The maximum likelihood estimate is clearly less than the 95% upper bound. From a Bayesian point of view, the posterior mean, for 5 failures out of 182 trials, and using the Jeffreys non-informative prior for a proportion, is (5+0.5)/(182+1)=0.03, close to the maximum likelihood estimate. [Note that the Jeffreys non-informative prior for a proportion is given by (p-0.5(1-p)-0.5).] The Bayesian 95th percentile of the posterior distribution is 0.05325, clearly larger than the Bayesian mean.
Justify the statement that the mean estimate exceeds the 95th percentile estimate.

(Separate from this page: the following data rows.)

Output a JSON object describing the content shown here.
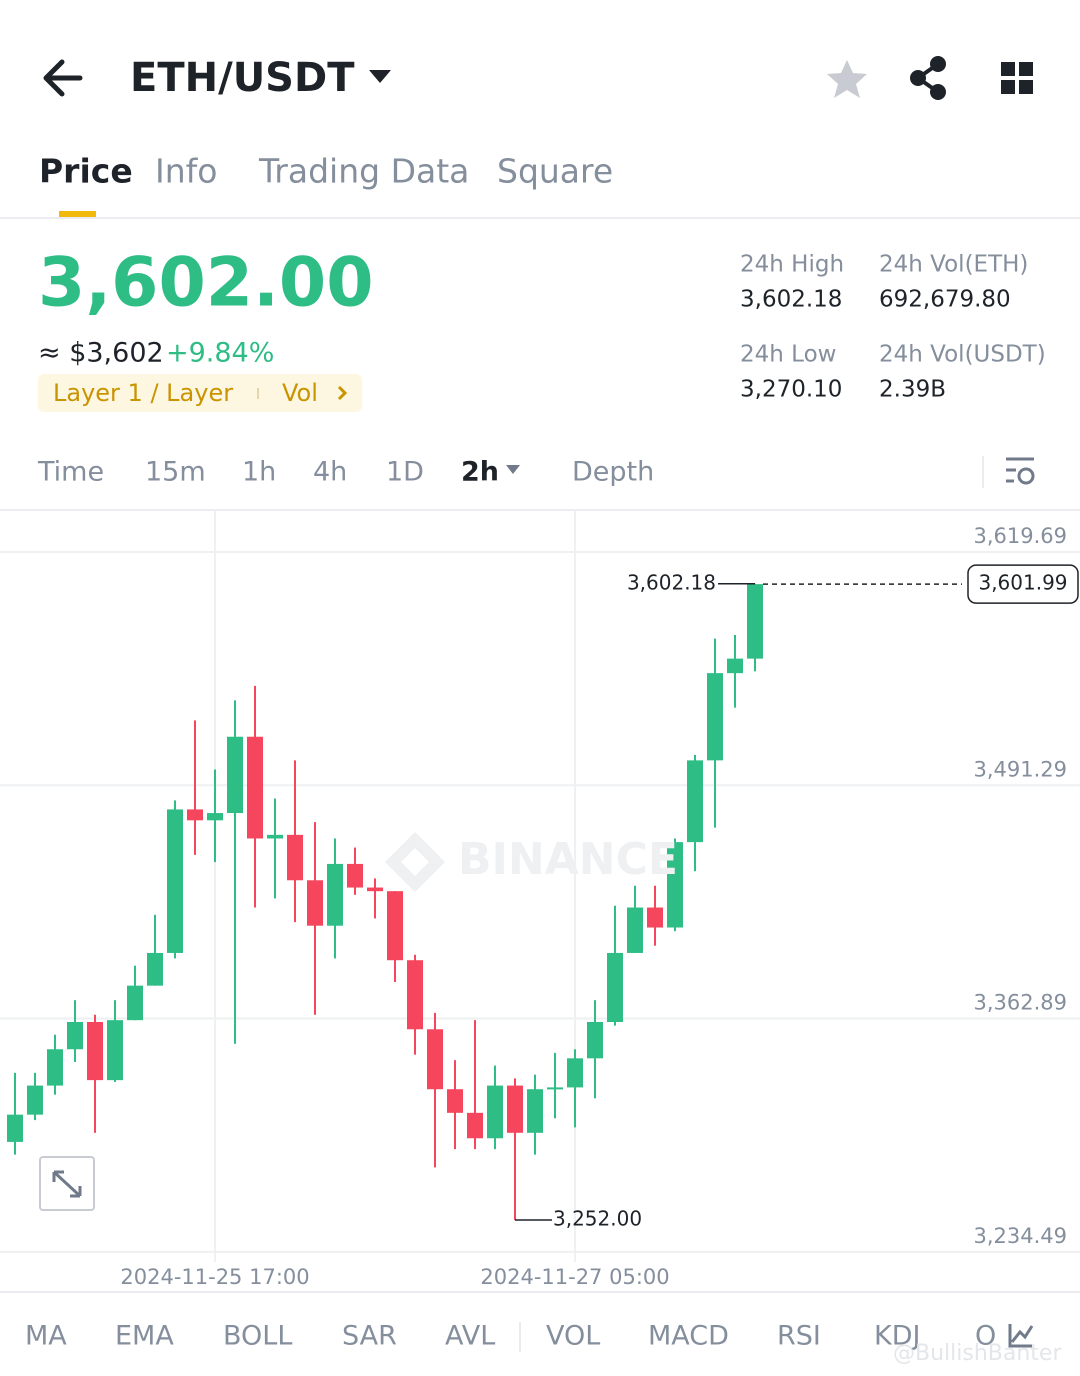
{
  "header": {
    "pair": "ETH/USDT"
  },
  "tabs": [
    "Price",
    "Info",
    "Trading Data",
    "Square"
  ],
  "price": {
    "last": "3,602.00",
    "usd": "≈ $3,602",
    "change": "+9.84%",
    "tags": [
      "Layer 1 / Layer",
      "Vol"
    ]
  },
  "stats": [
    {
      "label": "24h High",
      "value": "3,602.18"
    },
    {
      "label": "24h Vol(ETH)",
      "value": "692,679.80"
    },
    {
      "label": "24h Low",
      "value": "3,270.10"
    },
    {
      "label": "24h Vol(USDT)",
      "value": "2.39B"
    }
  ],
  "intervals": [
    "Time",
    "15m",
    "1h",
    "4h",
    "1D",
    "2h",
    "Depth"
  ],
  "chart_data": {
    "type": "candlestick",
    "categories": [
      null,
      null,
      null,
      null,
      null,
      null,
      null,
      null,
      null,
      null,
      "2024-11-25 17:00",
      null,
      null,
      null,
      null,
      null,
      null,
      null,
      null,
      null,
      null,
      null,
      null,
      null,
      null,
      null,
      null,
      null,
      "2024-11-27 05:00",
      null,
      null,
      null,
      null,
      null,
      null,
      null,
      null,
      null
    ],
    "open": [
      3295,
      3310,
      3326,
      3346,
      3361,
      3329,
      3362,
      3381,
      3399,
      3478,
      3472,
      3476,
      3518,
      3462,
      3464,
      3439,
      3414,
      3448,
      3435,
      3433,
      3395,
      3357,
      3324,
      3311,
      3297,
      3326,
      3300,
      3324,
      3325,
      3341,
      3361,
      3399,
      3424,
      3413,
      3460,
      3505,
      3553,
      3561
    ],
    "high": [
      3333,
      3333,
      3354,
      3373,
      3365,
      3373,
      3392,
      3420,
      3483,
      3527,
      3500,
      3538,
      3546,
      3484,
      3505,
      3471,
      3462,
      3457,
      3440,
      3433,
      3398,
      3366,
      3340,
      3362,
      3337,
      3330,
      3332,
      3344,
      3346,
      3373,
      3425,
      3436,
      3436,
      3462,
      3508,
      3572,
      3574,
      3602.18
    ],
    "low": [
      3288,
      3307,
      3321,
      3339,
      3300,
      3328,
      3362,
      3381,
      3396,
      3453,
      3449,
      3349,
      3424,
      3429,
      3416,
      3365,
      3396,
      3431,
      3418,
      3383,
      3343,
      3281,
      3291,
      3291,
      3291,
      3252,
      3288,
      3308,
      3303,
      3319,
      3359,
      3399,
      3403,
      3411,
      3444,
      3468,
      3534,
      3554
    ],
    "close": [
      3310,
      3326,
      3346,
      3361,
      3329,
      3362,
      3381,
      3399,
      3478,
      3472,
      3476,
      3518,
      3462,
      3464,
      3439,
      3414,
      3448,
      3435,
      3433,
      3395,
      3357,
      3324,
      3311,
      3297,
      3326,
      3300,
      3324,
      3325,
      3341,
      3361,
      3399,
      3424,
      3413,
      3460,
      3505,
      3553,
      3561,
      3601.99
    ],
    "up_color": "#2ebd85",
    "down_color": "#f6465d",
    "ylim": [
      3228.9,
      3642.8
    ],
    "yticks": [
      {
        "value": 3234.49,
        "label": "3,234.49"
      },
      {
        "value": 3362.89,
        "label": "3,362.89"
      },
      {
        "value": 3491.29,
        "label": "3,491.29"
      },
      {
        "value": 3619.69,
        "label": "3,619.69"
      }
    ],
    "grid": true,
    "max_label": {
      "value": 3602.18,
      "label": "3,602.18"
    },
    "min_label": {
      "value": 3252,
      "label": "3,252.00"
    },
    "last_price": {
      "value": 3601.99,
      "label": "3,601.99"
    }
  },
  "indicators": [
    "MA",
    "EMA",
    "BOLL",
    "SAR",
    "AVL",
    "VOL",
    "MACD",
    "RSI",
    "KDJ",
    "O"
  ],
  "watermarks": [
    "BINANCE",
    "@BullishBanter"
  ]
}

Alternately, delete the reference to the mean estimate being greater than the 95th percentile, and characterize the estimate 5/182 as the maximum likelihood estimate.
- 4.
The absolute change in population dose caused by the lengthening of the ILRT Type A test interval is frequently considered a better measure of the risk increase than is the percent change in population dose. For example, in cost-benefit analyses, the relevant measure is the (monetized) absolute change in population dose, not the relative change.
Please supply the absolute values of the change in population dose, in addition to the percent change.